The results can be compared with evidence from the current literature using meta-analysis, in which measures of the strength of the association, such as correlation coefficient, relative risk and odds ratio, between the predictor and the outcome are pooled using random effects models (DerSimonian and Laird 1986, Knekt et al. 2004). When prediction based on patient-, therapist- or therapy-related factors has been comprehensively studied, the relative importance of these factors can be compared using a Population Attributable Fraction (PAF) measure, which assesses the proportion of the psychotherapy outcome attributable to different factors (Laaksonen et al. 2010).
Quality control
In the analysis of quality-control data, the strength of agreement between measurements and the repeatability of measurements were estimated as intraclass correlation coefficients using the kappa coefficient in the case of categorical data (Fleiss 1981) and the reliability coefficient in the case of continuous data (Winer 1971).
Program packages
The main statistical analyses were carried out using procedures MIXED, GENMOD and PHREG of the SAS/STAT software, and procedure IML of the SAS/IML software (SAS Institute Inc. 2004). The Bayesian inference was conducted using the WinBugs (Lunn et al. 2000) and OpenBugs (Thomas et al. 2006) software packages.
Quality control
The quality of the interview data was continuously controlled and evaluated in several separate designs (Knekt and Lindfors 2004).
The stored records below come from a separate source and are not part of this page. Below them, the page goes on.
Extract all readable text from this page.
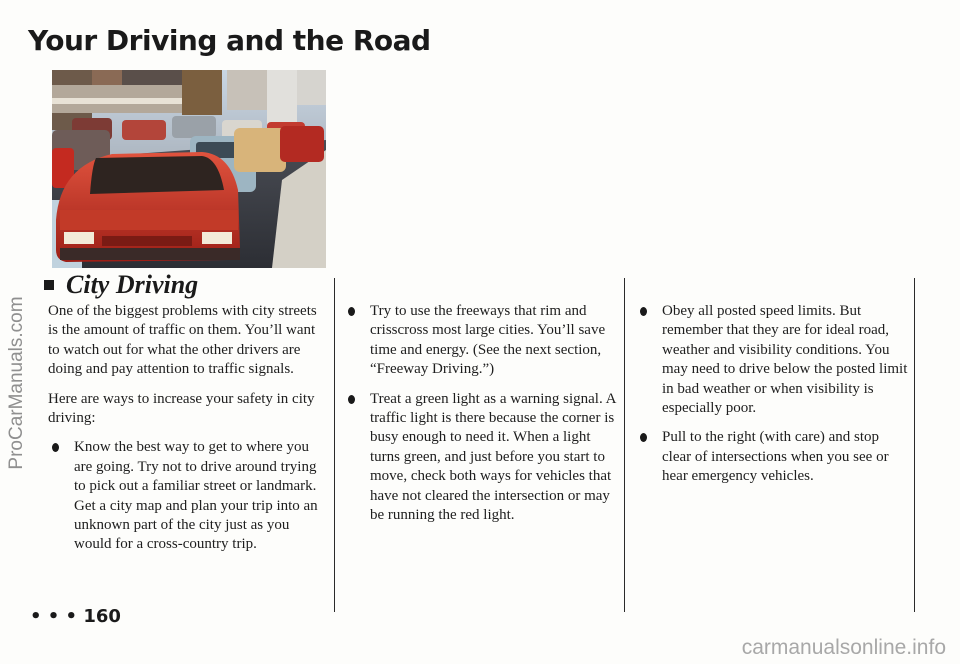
Your Driving and the Road
ProCarManuals.com
City Driving

One of the biggest problems with city streets is the amount of traffic on them. You’ll want to watch out for what the other drivers are doing and pay attention to traffic signals.

Here are ways to increase your safety in city driving:

Know the best way to get to where you are going. Try not to drive around trying to pick out a familiar street or landmark. Get a city map and plan your trip into an unknown part of the city just as you would for a cross-country trip.
Try to use the freeways that rim and crisscross most large cities. You’ll save time and energy. (See the next section, “Freeway Driving.”)
Treat a green light as a warning signal. A traffic light is there because the corner is busy enough to need it. When a light turns green, and just before you start to move, check both ways for vehicles that have not cleared the intersection or may be running the red light.
Obey all posted speed limits. But remember that they are for ideal road, weather and visibility conditions. You may need to drive below the posted limit in bad weather or when visibility is especially poor.
Pull to the right (with care) and stop clear of intersections when you see or hear emergency vehicles.
• • • 160
carmanualsonline.info
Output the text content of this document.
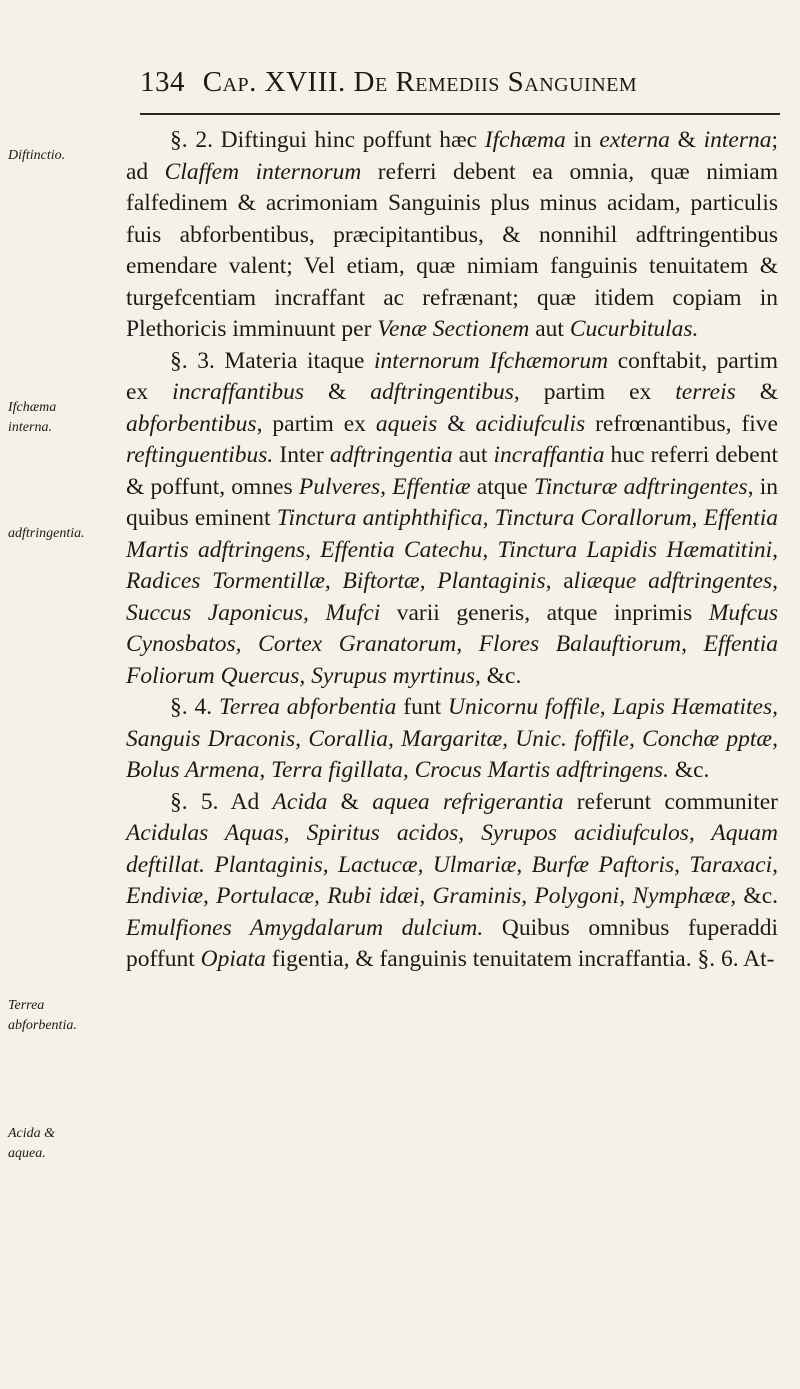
134 Cap. XVIII. De Remediis Sanguinem
Diftinctio.
Ifchæma interna.
adftringentia.
Terrea abforbentia.
Acida & aquea.

§. 2. Diftingui hinc poffunt hæc Ifchæma in externa & interna; ad Claffem internorum referri debent ea omnia, quæ nimiam falfedinem & acrimoniam Sanguinis plus minus acidam, particulis fuis abforbentibus, præcipitantibus, & nonnihil adftringentibus emendare valent; Vel etiam, quæ nimiam fanguinis tenuitatem & turgefcentiam incraffant ac refrænant; quæ itidem copiam in Plethoricis imminuunt per Venæ Sectionem aut Cucurbitulas.

§. 3. Materia itaque internorum Ifchæmorum conftabit, partim ex incraffantibus & adftringentibus, partim ex terreis & abforbentibus, partim ex aqueis & acidiufculis refrœnantibus, five reftinguentibus. Inter adftringentia aut incraffantia huc referri debent & poffunt, omnes Pulveres, Effentiæ atque Tincturæ adftringentes, in quibus eminent Tinctura antiphthifica, Tinctura Corallorum, Effentia Martis adftringens, Effentia Catechu, Tinctura Lapidis Hæmatitini, Radices Tormentillæ, Biftortæ, Plantaginis, aliæque adftringentes, Succus Japonicus, Mufci varii generis, atque inprimis Mufcus Cynosbatos, Cortex Granatorum, Flores Balauftiorum, Effentia Foliorum Quercus, Syrupus myrtinus, &c.

§. 4. Terrea abforbentia funt Unicornu foffile, Lapis Hæmatites, Sanguis Draconis, Corallia, Margaritæ, Unic. foffile, Conchæ pptæ, Bolus Armena, Terra figillata, Crocus Martis adftringens. &c.

§. 5. Ad Acida & aquea refrigerantia referunt communiter Acidulas Aquas, Spiritus acidos, Syrupos acidiufculos, Aquam deftillat. Plantaginis, Lactucæ, Ulmariæ, Burfæ Paftoris, Taraxaci, Endiviæ, Portulacæ, Rubi idæi, Graminis, Polygoni, Nymphææ, &c. Emulfiones Amygdalarum dulcium. Quibus omnibus fuperaddi poffunt Opiata figentia, & fanguinis tenuitatem incraffantia. §. 6. At-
The two primary focuses of the quality-control designs were the evaluation of consistency of the assessments and methodological research, i.e. the evaluation of applicability, comparability, reliability and validity of the methods used and of the new measures developed in HPS. Agreement between raters and long-term stability of the ratings were evaluated in a sample of 39 video-recorded interviews, rated independently by 5 psychologists and 2 psychiatrists at two time points (baseline and 3-year follow-up).
Methodological quality-control research comprised several sub-studies and focused on
- determining agreement between self-reported and interview-assessed psychiatric symptoms
- comparing diagnoses based on semi-structured diagnostic interviews (Knekt and Lindfors 2004) and Structured Clinical Interviews for DSM-IV axis I and axis II disorders (SCID) (First et al. 1995, 1997)
- comparing different methods for computing overall indices of symptoms and functional capacity
- assessing quality of proxy outcome assessments (PSQ, Table 1)
- evaluating reliability between self-rated and register-based information for the use of psychotropic medication, and
- assessing symptomatic improvement during waiting-time for therapy (Holi et al. 2003).